Tax tips, tax, it expenses, startups, small business
With the end of the financial year almost upon us, there are some questions the Nudge team would like you to think about with regard to your small business.

  1. Are you on top of your unpaid invoices? It’s important to review your unpaid invoices (debtors list) as small businesses can claim a deduction for old debts that are unrecoverable.
  1. Are you about to do your year-end invoices? Unless you are a sole trader operating on a cash basis, income is generally assessable when an invoice is issued. This means you might want to hold off invoicing clients until July so that it is taxable in the next financial year.
  1. Do you still have old equipment on the books? It’s important to review your list of assets as small businesses can claim a deduction for the remaining value of any asset that is no longer used.

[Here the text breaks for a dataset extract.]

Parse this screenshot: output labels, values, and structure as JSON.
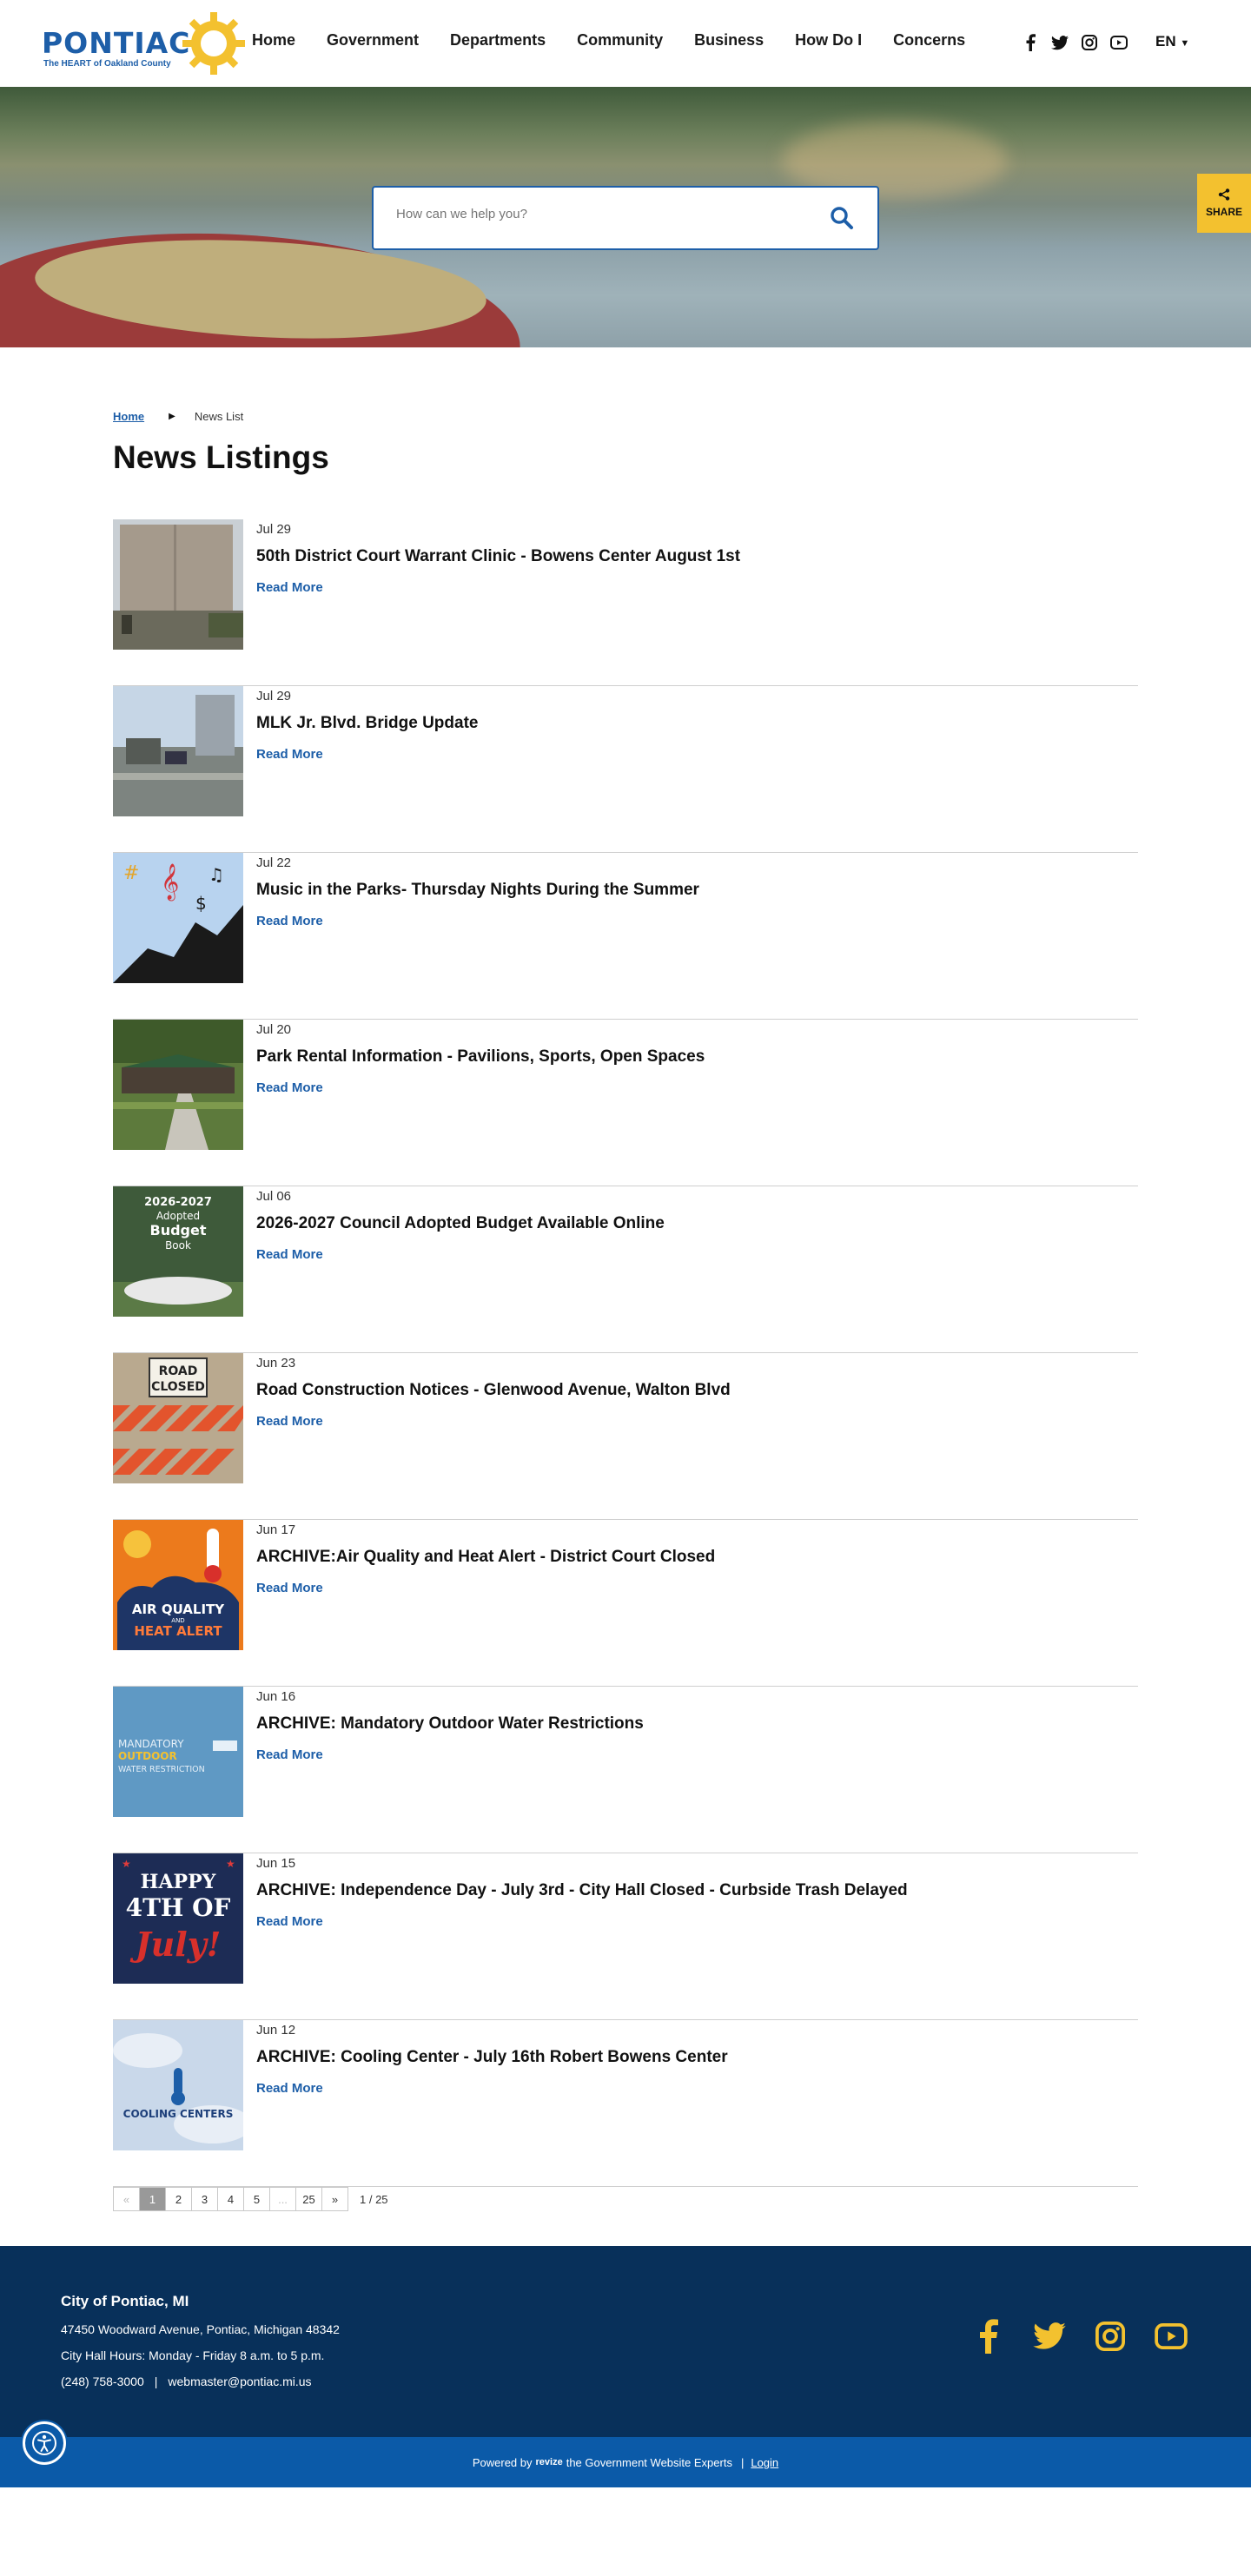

  1. Have you organised a stocktake? If your business carries stock (for example if you are a retail business), then a stocktake is generally required before the end of the year. During your stocktake, identify unsaleable and damaged stock. If you pass this stock to charities, or gift it to organisations in need, the stock can be written-off and claimed as a tax deduction.
  1. Do you need to update some of your equipment? Small businesses can claim a deduction for the entire purchase price (up to $20,000), rather than having the deduction spread over several years. So purchasing new equipment now means you will receive a tax deduction this financial year.However, please note that the legislation confirming this new threshold of $20,000 has not yet been passed by Parliament. We will provide updates as information becomes available.

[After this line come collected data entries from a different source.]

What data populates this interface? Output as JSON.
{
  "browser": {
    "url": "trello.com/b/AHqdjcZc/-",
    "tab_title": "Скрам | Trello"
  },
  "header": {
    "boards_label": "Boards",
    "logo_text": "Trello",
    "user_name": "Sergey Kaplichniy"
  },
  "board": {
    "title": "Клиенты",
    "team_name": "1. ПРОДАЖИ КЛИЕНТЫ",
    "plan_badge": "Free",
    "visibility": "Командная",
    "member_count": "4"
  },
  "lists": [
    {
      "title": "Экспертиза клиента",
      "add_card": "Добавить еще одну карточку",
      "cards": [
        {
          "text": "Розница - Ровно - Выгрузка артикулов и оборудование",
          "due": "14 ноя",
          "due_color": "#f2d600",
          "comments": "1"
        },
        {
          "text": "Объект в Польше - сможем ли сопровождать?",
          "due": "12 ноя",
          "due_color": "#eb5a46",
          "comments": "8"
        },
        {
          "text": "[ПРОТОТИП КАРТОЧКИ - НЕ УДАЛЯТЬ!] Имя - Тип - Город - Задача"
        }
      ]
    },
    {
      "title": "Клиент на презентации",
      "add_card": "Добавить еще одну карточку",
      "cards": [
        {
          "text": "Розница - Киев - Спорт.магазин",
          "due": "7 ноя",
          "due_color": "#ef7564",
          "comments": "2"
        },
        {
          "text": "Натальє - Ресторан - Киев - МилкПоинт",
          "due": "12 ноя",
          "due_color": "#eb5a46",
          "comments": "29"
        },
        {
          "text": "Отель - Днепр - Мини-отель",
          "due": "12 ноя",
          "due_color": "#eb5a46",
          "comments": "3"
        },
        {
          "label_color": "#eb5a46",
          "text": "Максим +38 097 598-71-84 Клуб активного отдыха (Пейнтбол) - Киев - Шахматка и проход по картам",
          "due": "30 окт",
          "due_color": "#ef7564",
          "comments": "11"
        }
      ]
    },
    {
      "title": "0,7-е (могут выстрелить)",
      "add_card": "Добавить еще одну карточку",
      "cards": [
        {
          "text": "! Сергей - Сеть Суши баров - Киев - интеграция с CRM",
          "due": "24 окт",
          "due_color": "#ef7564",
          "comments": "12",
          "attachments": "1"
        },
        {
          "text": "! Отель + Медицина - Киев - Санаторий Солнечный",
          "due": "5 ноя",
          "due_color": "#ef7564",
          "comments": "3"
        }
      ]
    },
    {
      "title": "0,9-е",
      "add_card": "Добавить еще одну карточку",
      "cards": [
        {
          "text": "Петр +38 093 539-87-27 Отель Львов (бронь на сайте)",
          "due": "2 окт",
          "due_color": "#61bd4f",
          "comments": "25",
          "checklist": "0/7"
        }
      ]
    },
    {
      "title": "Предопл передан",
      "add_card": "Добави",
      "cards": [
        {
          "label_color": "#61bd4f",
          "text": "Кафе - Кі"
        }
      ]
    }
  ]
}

  1. Will you be paying your staff a bonus? If you are paying yourself or your staff a bonus you need to think about whether you pay it in this Financial Year (to June 30) or early next year. Paying the bonus this month, will mean you can claim a tax deduction for the payment this financial year.
  1. Are you paying dividends? If your small business is a company, you need to consider if the company will be paying a dividend this financial year or next. Declaring a dividend in July means you have an additional year to pay the tax on it.

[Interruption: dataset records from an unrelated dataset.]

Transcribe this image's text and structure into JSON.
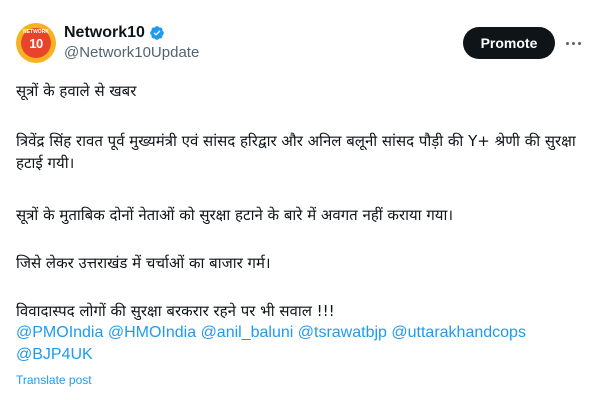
{
  "author": {
    "avatar_top_text": "NETWORK",
    "avatar_text": "10",
    "display_name": "Network10",
    "handle": "@Network10Update",
    "verified_color": "#1d9bf0"
  },
  "actions": {
    "promote_label": "Promote",
    "more_icon": "more-horizontal-icon"
  },
  "post": {
    "line1": "सूत्रों के हवाले से खबर",
    "para2": "त्रिवेंद्र सिंह रावत पूर्व मुख्यमंत्री एवं सांसद हरिद्वार और अनिल बलूनी सांसद पौड़ी की Y+ श्रेणी की सुरक्षा हटाई गयी।",
    "para3": "सूत्रों के मुताबिक दोनों नेताओं को सुरक्षा हटाने के बारे में अवगत नहीं कराया गया।",
    "para4": "जिसे लेकर उत्तराखंड में चर्चाओं का बाजार गर्म।",
    "para5": "विवादास्पद लोगों की सुरक्षा बरकरार रहने पर भी सवाल !!!",
    "mentions": [
      "@PMOIndia",
      "@HMOIndia",
      "@anil_baluni",
      "@tsrawatbjp",
      "@uttarakhandcops",
      "@BJP4UK"
    ]
  },
  "translate_label": "Translate post",
  "colors": {
    "link": "#1d9bf0",
    "text": "#0f1419",
    "secondary": "#536471",
    "avatar_bg": "#f7b21f",
    "avatar_inner": "#e8442c"
  }
}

  1. Do you owe your company money? Generally, if the director or shareholder owes the company money and there is no agreement in place, the loan must be repaid by the lodgement date of the Income Tax Return for that year. Ignoring these issues could result in an unfranked dividend paid to the shareholder (which means you will effectively be taxed twice, both in the company and in the shareholder’s tax return).
  1. Are you a trust distributing income? If your small business is trading through a trust, the trustee will need to determine which beneficiaries are receiving a distribution, what the proportion of the year-end income is and then prepare a minute resolving this. We will be chatting more about this to our clients with trust structures in the coming week.
  1. Have you considered paying June superannuation early? If you pay your staff super contributions after 30 June (even though payments are not due until 28 July), then you will not be able to claim the tax deduction until next financial year. You can only claim a deduction for superannuation when the payment is received by the superannuation fund, so get in early with these payments to ensure you receive the tax deduction this financial year.